Hahn noted that the Union has had "performance indicators for cohesion policy" since the 1990s.

But he described the accumulated heap of, sometimes incompatible, benchmarks as in need of "radical reform."

"Many thousands of indicators were being used, but they were not comparable between different member states and sometimes they were not aligned with the objectives of the programmes," he explained.

"The focus was more on the absorption of funds than on their actual impact," he added.

EU regional aid history is littered with the kind of wasteful projects Hahn is looking to put an end to.

Earlier this year, there was a corruption scandal surrounding Polish motorways partially funded by EU money.

Italy last year was asked to pay back millions to Brussels after some of the money meant for road projects in the south of the country went into the pockets of the mafia.

Meanwhile, a 2013 assessment by the Court of Auditors on investment in road projects as part of the Cohesion Policy found that their impact on economic development could not be assessed and that most delivered less than the predicted return on investment.

The report was illustrative of two key problems of cohesion policy to date - a lack of clear cut results and an overly heavy focus on road-building.

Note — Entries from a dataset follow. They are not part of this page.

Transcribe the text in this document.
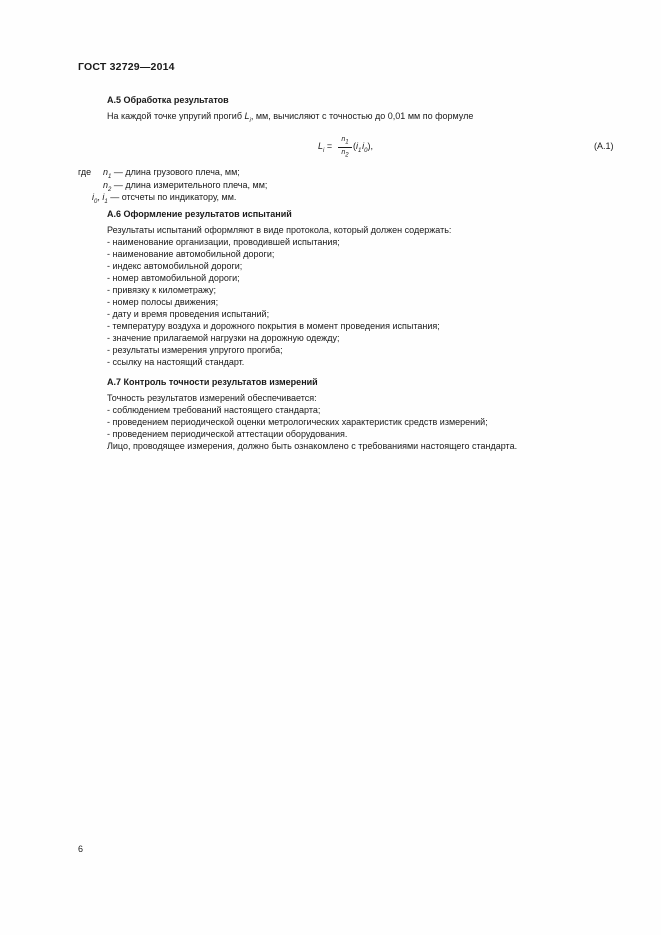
ГОСТ 32729—2014
А.5 Обработка результатов
На каждой точке упругий прогиб $L_i$, мм, вычисляют с точностью до 0,01 мм по формуле
$L_i$ =
$n_1$
$n_2$
($i_1$ $i_0$),	(А.1)
где $n_1$ — длина грузового плеча, мм;
$n_2$ — длина измерительного плеча, мм;
$i_0$, $i_1$ — отсчеты по индикатору, мм.
А.6 Оформление результатов испытаний
Результаты испытаний оформляют в виде протокола, который должен содержать:
- наименование организации, проводившей испытания;
- наименование автомобильной дороги;
- индекс автомобильной дороги;
- номер автомобильной дороги;
- привязку к километражу;
- номер полосы движения;
- дату и время проведения испытаний;
- температуру воздуха и дорожного покрытия в момент проведения испытания;
- значение прилагаемой нагрузки на дорожную одежду;
- результаты измерения упругого прогиба;
- ссылку на настоящий стандарт.
А.7 Контроль точности результатов измерений
Точность результатов измерений обеспечивается:
- соблюдением требований настоящего стандарта;
- проведением периодической оценки метрологических характеристик средств измерений;
- проведением периодической аттестации оборудования.
Лицо, проводящее измерения, должно быть ознакомлено с требованиями настоящего стандарта.
6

Over the coming years, projects will need to be either innovative, boosting competitiveness, pursuing a digital goal or be green.

There will also be spending-efficiency checks before any EU aid is disbursed and checks on on-going projects. Part of the funding will be contingent on performance.

"Member states and regions have to establish clear and measurable targets on the impact of the investments," Hahn said.

He also said there will be no more fuzzy language to the public about what is hoped to be achieved and when.

"The progress has to be measured and, crucially, communicated," said the commissioner.